This is one of the reasons I care about AI in the first place, and it’s a relief to see someone talking about it. I’d love to see research on the question: “Conditional on the AI alignment problem being ‘solved’ to some extent, what happens to animals the next hundred years after that?”
How much does it matter for the future of animal welfare whether current AI researchers care about animals?
Should responsible animal advocates consider trying hard to become AI researchers?
If by magic we ‘solve’ AI by making it corrigible-to-a-certain-group-of-people, and that corrigible AI is still (by magic) able to do pivotal things like prevent other powerfwl AIs from coming into existence, then the values of that group could matter a lot.
How likely is it that some values get ‘locked in’ for some versions of ‘solved AI’? It doesn’t matter whether you think locked-in values doesn’t count as ‘solved’. I’m not here to debate definitions, just figure out how important it is to get some concern for animals in there if the set of values is more or less inelastic to later changes in human values, e.g. due to organizational culture or intentional learning rate decay in its value learning function or something I have no clue.
For exactly the same reasons it could be hard for the AI to understand human preferences due to ‘The Pointers Problem’, it is (admittedly to a lesser extent) hard for humans to understand animal preferences due to the ‘Umwelt Problem’: what animals care about is a function of how they see their own environment, and we might expect less convergence in latent categories between the umwelts of lesser intelligences. So if an AI being aligned means that it cares about animals to the extent humans do, it could still be unaligned with respect to the animals’ own values to the extent humans are mistaken about them (which we most certainly are).
So if an AI being aligned means that it cares about animals to the extent humans do, it could still be unaligned with respect to the animals’ own values to the extent humans are mistaken about them (which we most certainly are).
I very much agree with this. This will actually be one of the topics I will research in the next 12 months, with Peter Singer.
Love this. It’s one of the things on my “possible questions to think about at some point” list. My motivation would be
Try to figure out what specific animals care about. (A simple sanity check here is to try to figure out what a human cares about, which is hard enough. Try expand this question to humans from different cultures, and it quickly gets more and more complicated.)
Try to figure out how I’m figuring out what animals care about. This is the primary question, because we want to generalize the strategies for helping beings that care about different things than us. This is usefwl not just for animals, but also as a high-level approach to the pointers problem in the human case as well.
Most of the value of the project comes from 2, so I would pay very carefwl attention to what I’m doing when trying to answer 1. Once I make an insight on 1, what general features led me to that insight?
This is one of the reasons I care about AI in the first place, and it’s a relief to see someone talking about it. I’d love to see research on the question: “Conditional on the AI alignment problem being ‘solved’ to some extent, what happens to animals the next hundred years after that?”
Some butterfly considerations:
How much does it matter for the future of animal welfare whether current AI researchers care about animals?
Should responsible animal advocates consider trying hard to become AI researchers?

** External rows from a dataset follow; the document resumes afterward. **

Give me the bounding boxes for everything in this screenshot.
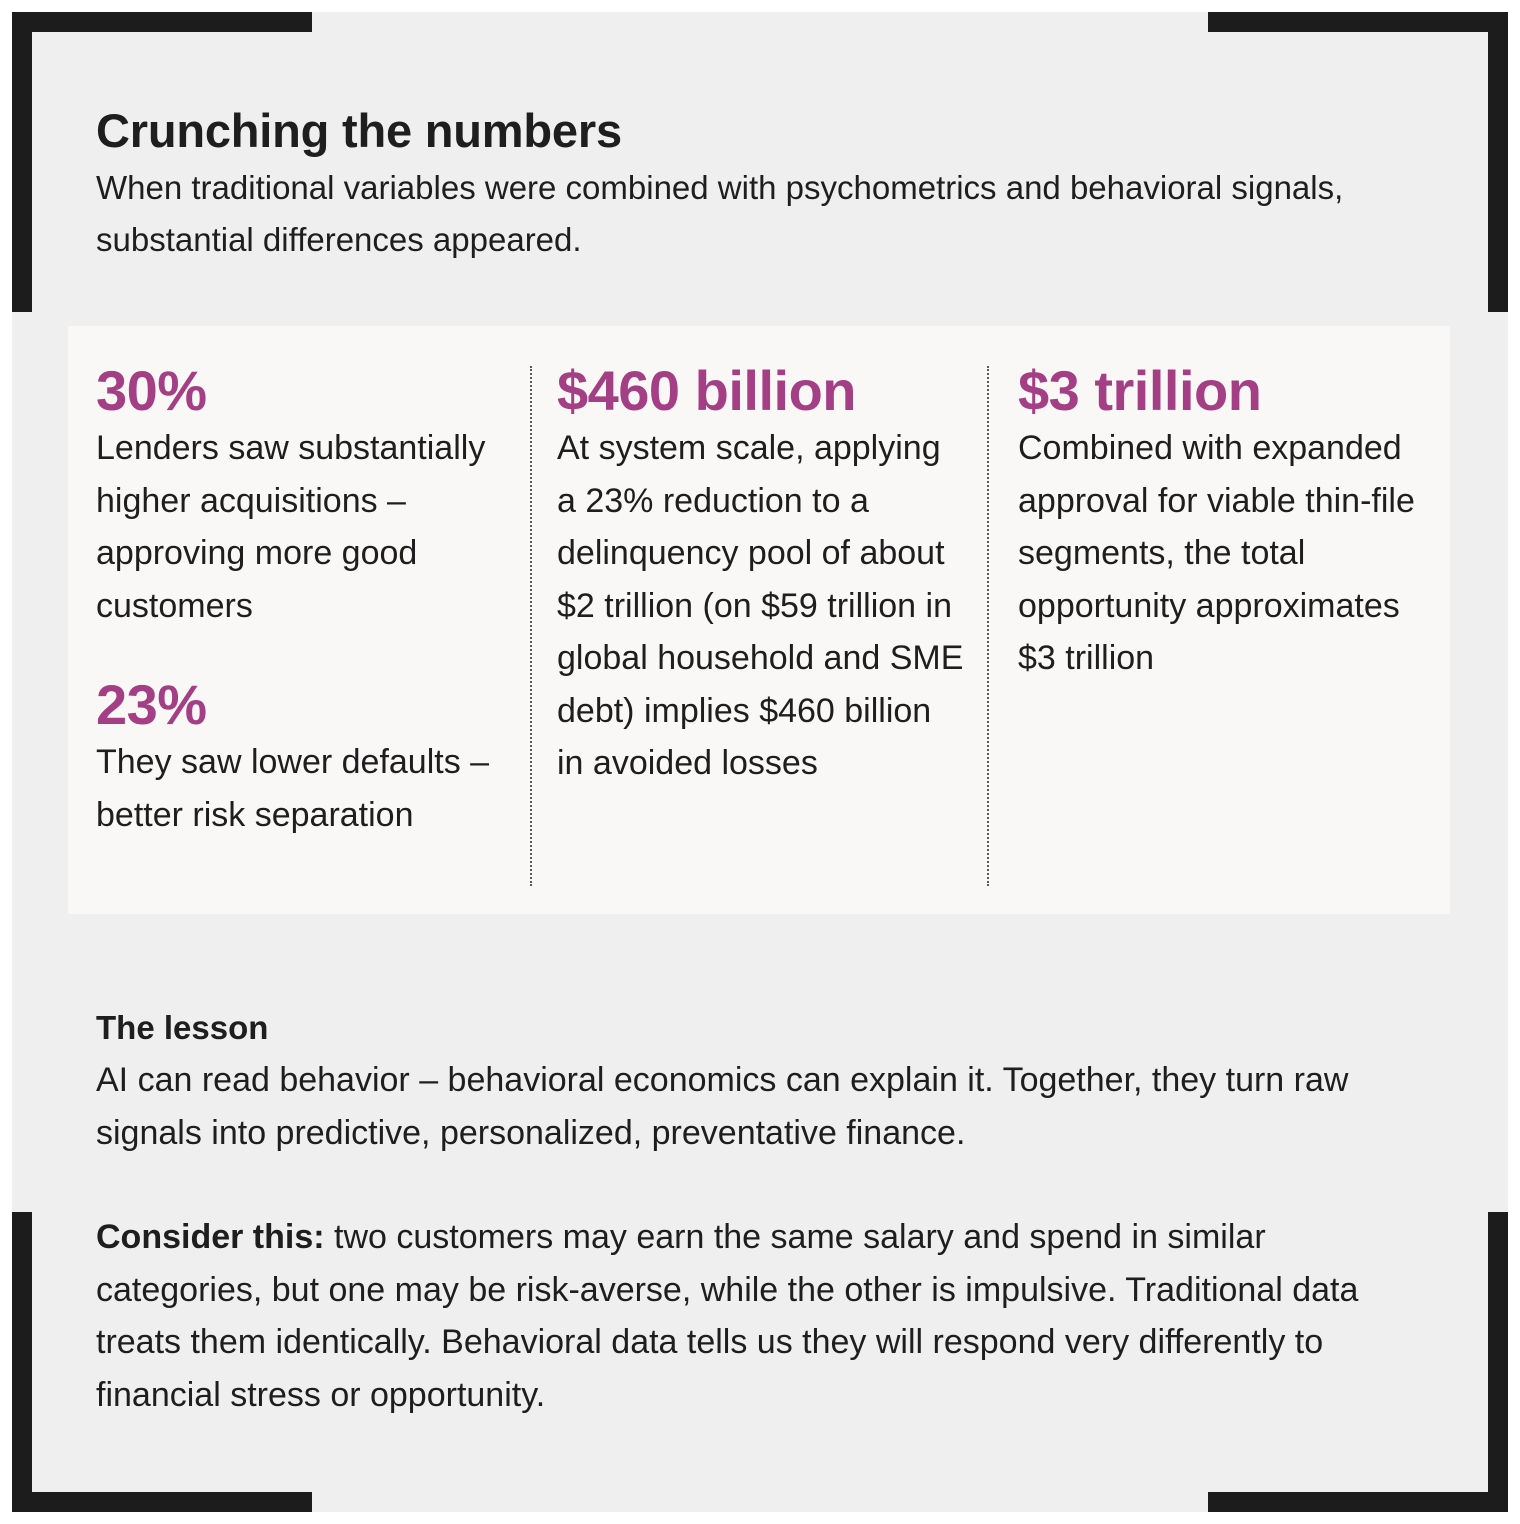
corner-bracket-top-right-horizontal [1208,12,1508,32]
page-title: Crunching the numbers [96,104,622,157]
stat-defaults-text: They saw lower defaults – better risk separation [96,743,490,834]
stat-defaults-value: 23% [96,673,207,736]
column-divider [987,366,989,886]
stat-avoided-losses-text: At system scale, applying a 23% reduction to a delinquency pool of about $2 trillion (on $59 trillion in global household and SME debt) implies $460 billion in avoided losses [557,429,964,782]
consider-label: Consider this: [96,1218,325,1256]
stat-total-opportunity-value: $3 trillion [1018,359,1262,422]
stat-acquisitions-value: 30% [96,359,207,422]
page-subtitle: When traditional variables were combined with psychometrics and behavioral signals, substantial differences appeared. [96,169,1344,258]
stats-column-right [1018,360,1428,685]
corner-bracket-top-right-vertical [1488,12,1508,312]
corner-bracket-top-left-horizontal [12,12,312,32]
consider-text: two customers may earn the same salary and spend in similar categories, but one may be risk-averse, while the other is impulsive. Traditional data treats them identically. Behavioral data tells us they will respond very differently to financial stress or opportunity. [96,1218,1359,1414]
lesson-heading: The lesson [96,1009,269,1046]
stats-column-middle [557,360,967,790]
corner-bracket-bottom-right-horizontal [1208,1492,1508,1512]
stats-column-left [96,360,516,841]
corner-bracket-bottom-left-horizontal [12,1492,312,1512]
lesson-text: AI can read behavior – behavioral economics can explain it. Together, they turn raw signals into predictive, personalized, preventative finance. [96,1061,1349,1152]
stats-box [68,326,1450,914]
corner-bracket-bottom-left-vertical [12,1212,32,1512]
stat-avoided-losses-value: $460 billion [557,359,856,422]
corner-bracket-bottom-right-vertical [1488,1212,1508,1512]
column-divider [530,366,532,886]
stat-total-opportunity-text: Combined with expanded approval for viable thin-file segments, the total opportunity approximates $3 trillion [1018,429,1415,677]
consider-paragraph [96,1211,1436,1421]
stat-acquisitions-text: Lenders saw substantially higher acquisitions – approving more good customers [96,429,486,625]
corner-bracket-top-left-vertical [12,12,32,312]
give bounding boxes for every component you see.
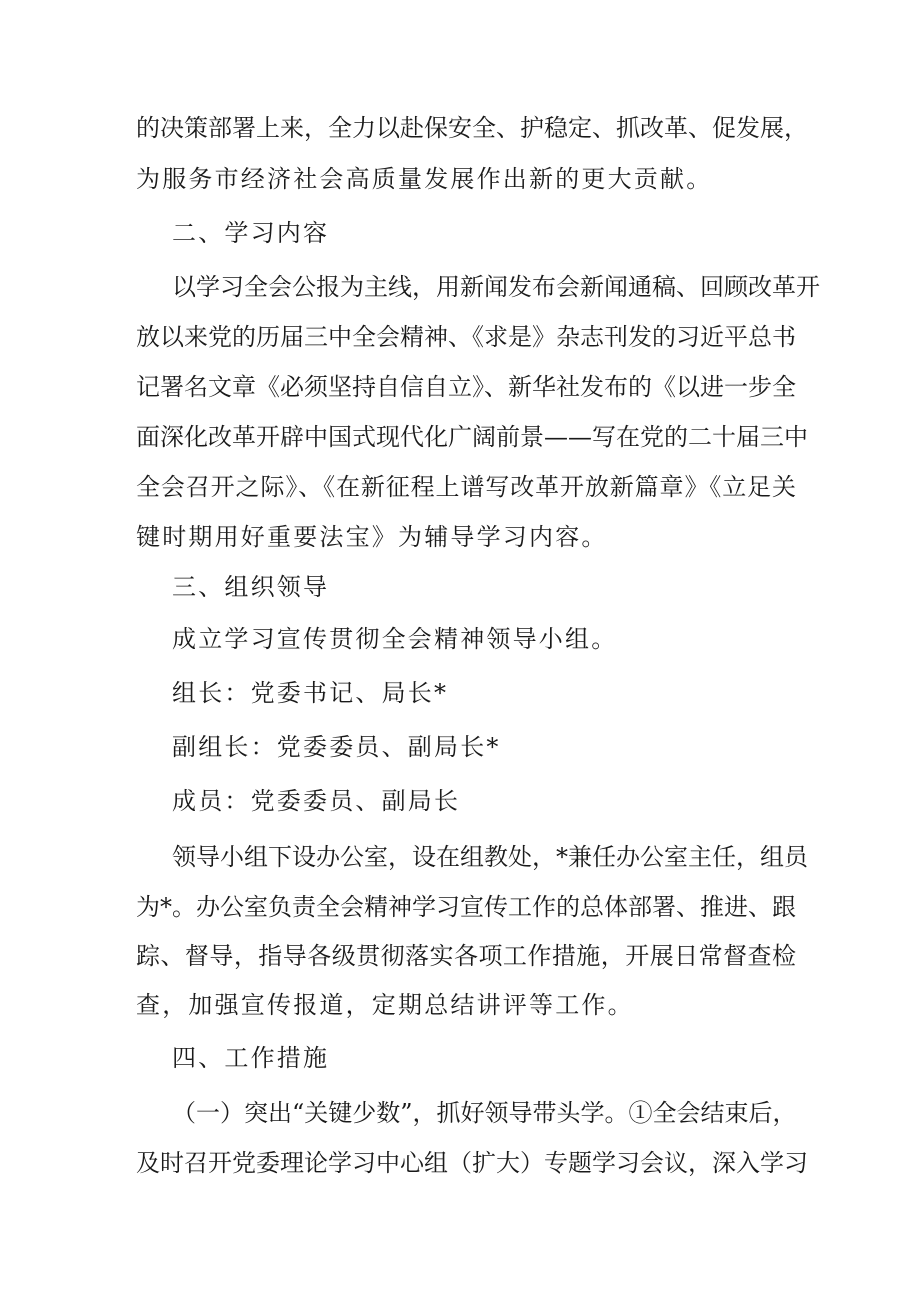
paragraph-line: 的决策部署上来，全力以赴保安全、护稳定、抓改革、促发展， [136, 114, 808, 142]
paragraph-line: 踪、督导，指导各级贯彻落实各项工作措施，开展日常督查检 [136, 942, 796, 970]
paragraph-line: 为*。办公室负责全会精神学习宣传工作的总体部署、推进、跟 [136, 893, 796, 921]
paragraph-line: 为服务市经济社会高质量发展作出新的更大贡献。 [136, 165, 713, 193]
paragraph-line: 键时期用好重要法宝》为辅导学习内容。 [136, 523, 608, 551]
paragraph-line: 放以来党的历届三中全会精神、《求是》杂志刊发的习近平总书 [136, 323, 796, 351]
section-heading: 二、学习内容 [172, 219, 330, 247]
paragraph-line: 成立学习宣传贯彻全会精神领导小组。 [172, 625, 618, 653]
section-heading: 四、工作措施 [172, 1044, 330, 1072]
paragraph-line: 全会召开之际》、《在新征程上谱写改革开放新篇章》《立足关 [136, 473, 796, 501]
paragraph-line: 副组长：党委委员、副局长* [172, 733, 501, 761]
paragraph-line: （一）突出“关键少数”，抓好领导带头学。①全会结束后， [172, 1099, 797, 1127]
paragraph-line: 记署名文章《必须坚持自信自立》、新华社发布的《以进一步全 [136, 373, 796, 401]
paragraph-line: 组长：党委书记、局长* [172, 679, 449, 707]
paragraph-line: 领导小组下设办公室，设在组教处，*兼任办公室主任，组员 [172, 843, 808, 871]
paragraph-line: 及时召开党委理论学习中心组（扩大）专题学习会议，深入学习 [136, 1149, 808, 1177]
paragraph-line: 以学习全会公报为主线，用新闻发布会新闻通稿、回顾改革开 [172, 273, 820, 301]
paragraph-line: 面深化改革开辟中国式现代化广阔前景——写在党的二十届三中 [136, 423, 808, 451]
section-heading: 三、组织领导 [172, 573, 330, 601]
paragraph-line: 成员：党委委员、副局长 [172, 787, 461, 815]
paragraph-line: 查，加强宣传报道，定期总结讲评等工作。 [136, 991, 634, 1019]
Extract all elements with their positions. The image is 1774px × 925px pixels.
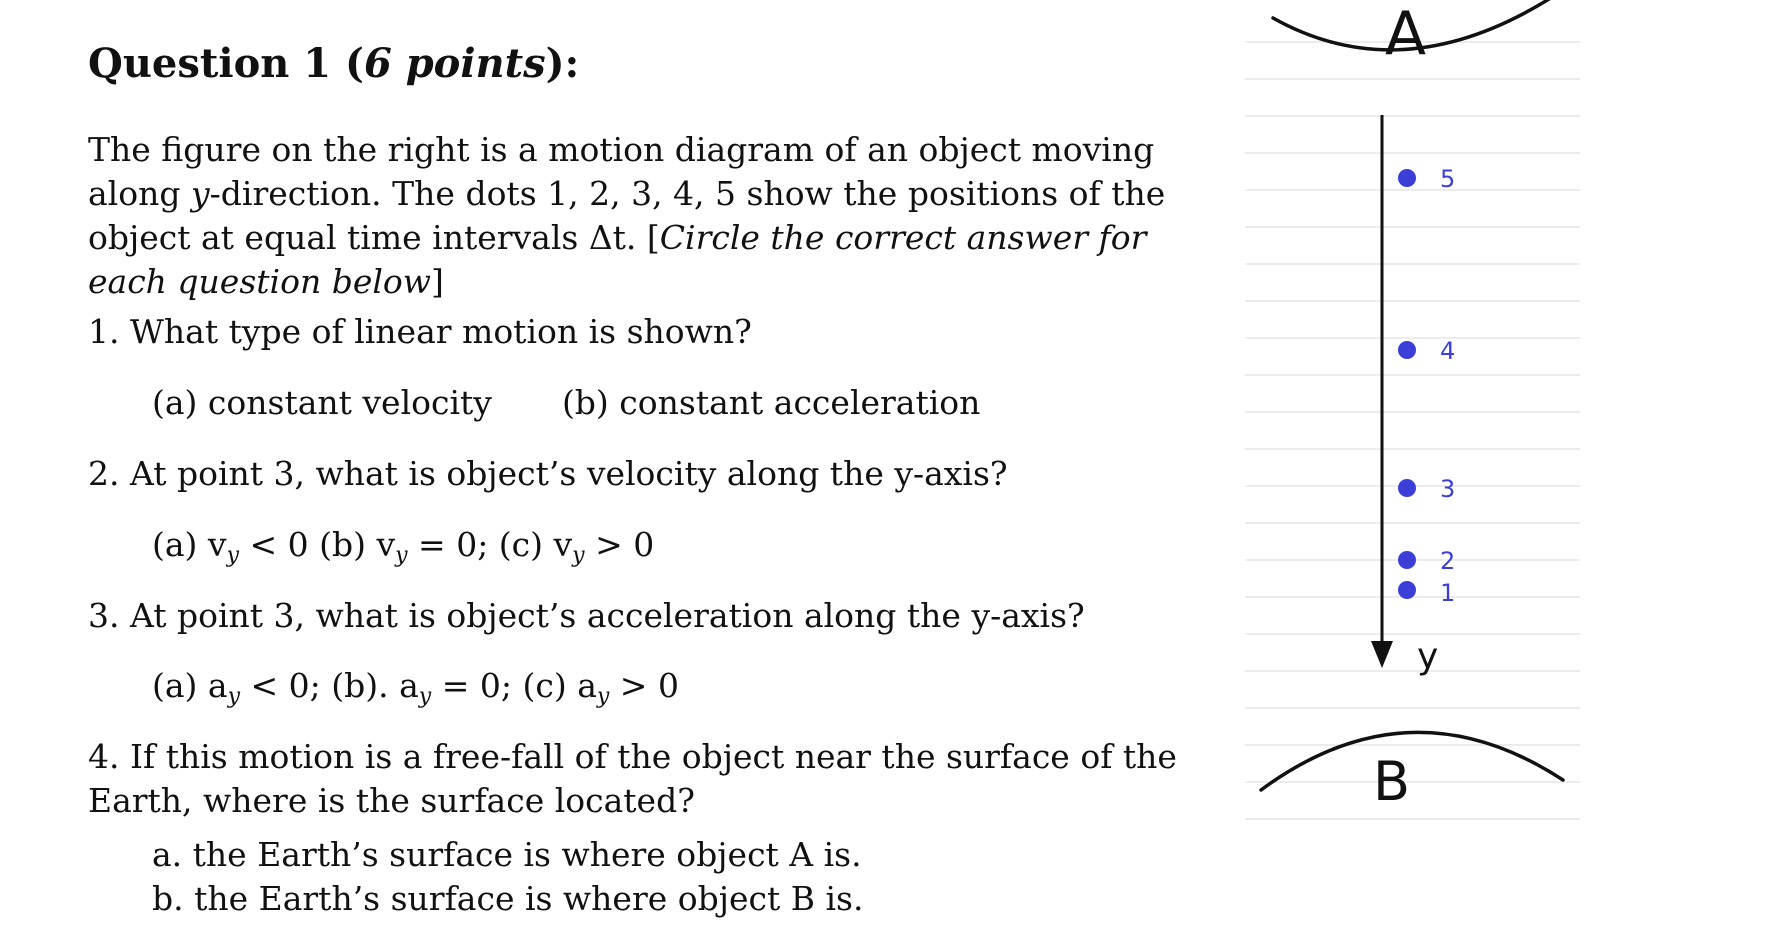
- dot-1: [1398, 581, 1416, 599]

If by magic we ‘solve’ AI by making it corrigible-to-a-certain-group-of-people, and that corrigible AI is still (by magic) able to do pivotal things like prevent other powerfwl AIs from coming into existence, then the values of that group could matter a lot.
How likely is it that some values get ‘locked in’ for some versions of ‘solved AI’? It doesn’t matter whether you think locked-in values doesn’t count as ‘solved’. I’m not here to debate definitions, just figure out how important it is to get some concern for animals in there if the set of values is more or less inelastic to later changes in human values, e.g. due to organizational culture or intentional learning rate decay in its value learning function or something I have no clue.
For exactly the same reasons it could be hard for the AI to understand human preferences due to ‘The Pointers Problem’, it is (admittedly to a lesser extent) hard for humans to understand animal preferences due to the ‘Umwelt Problem’: what animals care about is a function of how they see their own environment, and we might expect less convergence in latent categories between the umwelts of lesser intelligences. So if an AI being aligned means that it cares about animals to the extent humans do, it could still be unaligned with respect to the animals’ own values to the extent humans are mistaken about them (which we most certainly are).
I very much agree with this. This will actually be one of the topics I will research in the next 12 months, with Peter Singer.
Love this. It’s one of the things on my “possible questions to think about at some point” list. My motivation would be
Try to figure out what specific animals care about. (A simple sanity check here is to try to figure out what a human cares about, which is hard enough. Try expand this question to humans from different cultures, and it quickly gets more and more complicated.)
Try to figure out how I’m figuring out what animals care about. This is the primary question, because we want to generalize the strategies for helping beings that care about different things than us. This is usefwl not just for animals, but also as a high-level approach to the pointers problem in the human case as well.
Most of the value of the project comes from 2, so I would pay very carefwl attention to what I’m doing when trying to answer 1. Once I make an insight on 1, what general features led me to that insight?